In Tampa, Florida, where Montanez was arrested last year, judges still rely on the 2016 judgment against Stahl by the district's second appeals court. That's what prosecutors cited when they tried to force Montanez to give up his access codes.
However, Patrick Leduc, Montanez's lawyer, argued that, unlike the Stahl case, the police had no reason to search his phone because he had no connection with the offenses of which he was accused. The text message "OMG, did they find it?" – which turned out to be that of Montanez's mother, who owned the car and the pistol in the glove box – made no sense, said The Duke. He warned against a police "fishing expedition" during which authorities could look for any potentially incriminating items on his phone.
Waiting for contempt, Montanez resolved not to abandon his confidential codes. "What they did to me was illegal and I would not give them their things like that," he said.
"They told me that I had the key to my freedom," he added. "But I said to myself — F — that."
But experience shook him. "I'm not the hardest guy in the world, but I can protect myself. But it was crazy, he said. "Bad food, fight here and there, people are trying to take your food."

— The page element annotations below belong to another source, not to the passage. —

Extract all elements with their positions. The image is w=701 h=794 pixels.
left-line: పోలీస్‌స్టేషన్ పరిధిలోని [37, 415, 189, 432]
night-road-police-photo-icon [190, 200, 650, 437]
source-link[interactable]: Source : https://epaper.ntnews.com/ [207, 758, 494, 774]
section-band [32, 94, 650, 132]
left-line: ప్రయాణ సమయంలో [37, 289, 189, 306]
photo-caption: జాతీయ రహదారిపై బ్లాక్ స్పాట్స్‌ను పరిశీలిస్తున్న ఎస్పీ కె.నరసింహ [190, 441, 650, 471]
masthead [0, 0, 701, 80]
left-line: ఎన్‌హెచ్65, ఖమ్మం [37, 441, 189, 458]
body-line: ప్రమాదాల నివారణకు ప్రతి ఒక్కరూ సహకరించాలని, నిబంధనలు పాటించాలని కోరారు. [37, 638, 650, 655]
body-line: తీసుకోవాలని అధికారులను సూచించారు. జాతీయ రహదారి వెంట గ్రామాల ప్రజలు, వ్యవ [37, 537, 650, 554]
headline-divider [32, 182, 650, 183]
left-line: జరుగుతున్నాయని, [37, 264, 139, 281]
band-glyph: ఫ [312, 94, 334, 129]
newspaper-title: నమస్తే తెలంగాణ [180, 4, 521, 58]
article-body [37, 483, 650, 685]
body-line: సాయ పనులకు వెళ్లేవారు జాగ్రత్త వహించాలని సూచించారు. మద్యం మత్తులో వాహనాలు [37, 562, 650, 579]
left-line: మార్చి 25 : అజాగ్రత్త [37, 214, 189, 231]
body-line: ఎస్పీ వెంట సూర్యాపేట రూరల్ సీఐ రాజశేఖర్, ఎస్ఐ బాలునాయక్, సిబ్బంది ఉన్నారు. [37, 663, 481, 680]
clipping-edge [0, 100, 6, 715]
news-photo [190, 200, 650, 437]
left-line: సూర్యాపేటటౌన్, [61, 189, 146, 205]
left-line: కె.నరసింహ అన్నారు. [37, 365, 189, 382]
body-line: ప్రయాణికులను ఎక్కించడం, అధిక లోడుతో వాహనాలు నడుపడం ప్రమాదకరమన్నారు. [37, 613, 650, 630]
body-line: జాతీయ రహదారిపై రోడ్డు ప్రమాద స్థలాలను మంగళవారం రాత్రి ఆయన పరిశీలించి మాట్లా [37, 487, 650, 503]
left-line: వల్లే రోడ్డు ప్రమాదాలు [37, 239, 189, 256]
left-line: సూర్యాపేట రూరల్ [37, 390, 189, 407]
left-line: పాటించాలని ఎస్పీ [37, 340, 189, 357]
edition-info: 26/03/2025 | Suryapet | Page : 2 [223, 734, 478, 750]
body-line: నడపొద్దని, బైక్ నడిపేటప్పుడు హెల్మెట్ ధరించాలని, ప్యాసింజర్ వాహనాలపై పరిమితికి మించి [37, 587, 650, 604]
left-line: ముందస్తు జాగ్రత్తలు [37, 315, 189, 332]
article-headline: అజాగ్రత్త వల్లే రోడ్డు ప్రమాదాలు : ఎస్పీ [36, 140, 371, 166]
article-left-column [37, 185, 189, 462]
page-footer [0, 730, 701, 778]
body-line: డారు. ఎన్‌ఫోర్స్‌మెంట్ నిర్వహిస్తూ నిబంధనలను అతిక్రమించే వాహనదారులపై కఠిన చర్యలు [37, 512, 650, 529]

At the same time, the case of drugs and firearms against Montanez collapsed. The laboratory tests on the suspected THC oil gave negative results, canceling this criminal charge and the related arms load. This left the prosecutors with only minor pot charges. But he remained in jail for contempt of court as his lawyer and prosecutors negotiated a plea agreement.
In August 2018, after Montanez had spent more than five weeks in jail for refusing to provide the authentication code, a court of appeal dismissed the case for contempt for technical reasons. The court invited the prosecutors to try again, but the value of the authentication code had decreased. Instead, prosecutors allowed Montanez not to challenge the drug charges for misdemeanor and he was released.
When he was released, Montanez gained notoriety that made him feel that he was not welcome in his own neighborhood. He noticed that people were looking at him differently. He was banned from his favorite bar.
The police continue to shoot him, and he fears them now, he said. He finally left Tampa and lives in Pasco County, about an hour away.
"Yes, I took a stand against them," he said. "But I lost all this time. I have to worry about it, go to jail for no reason.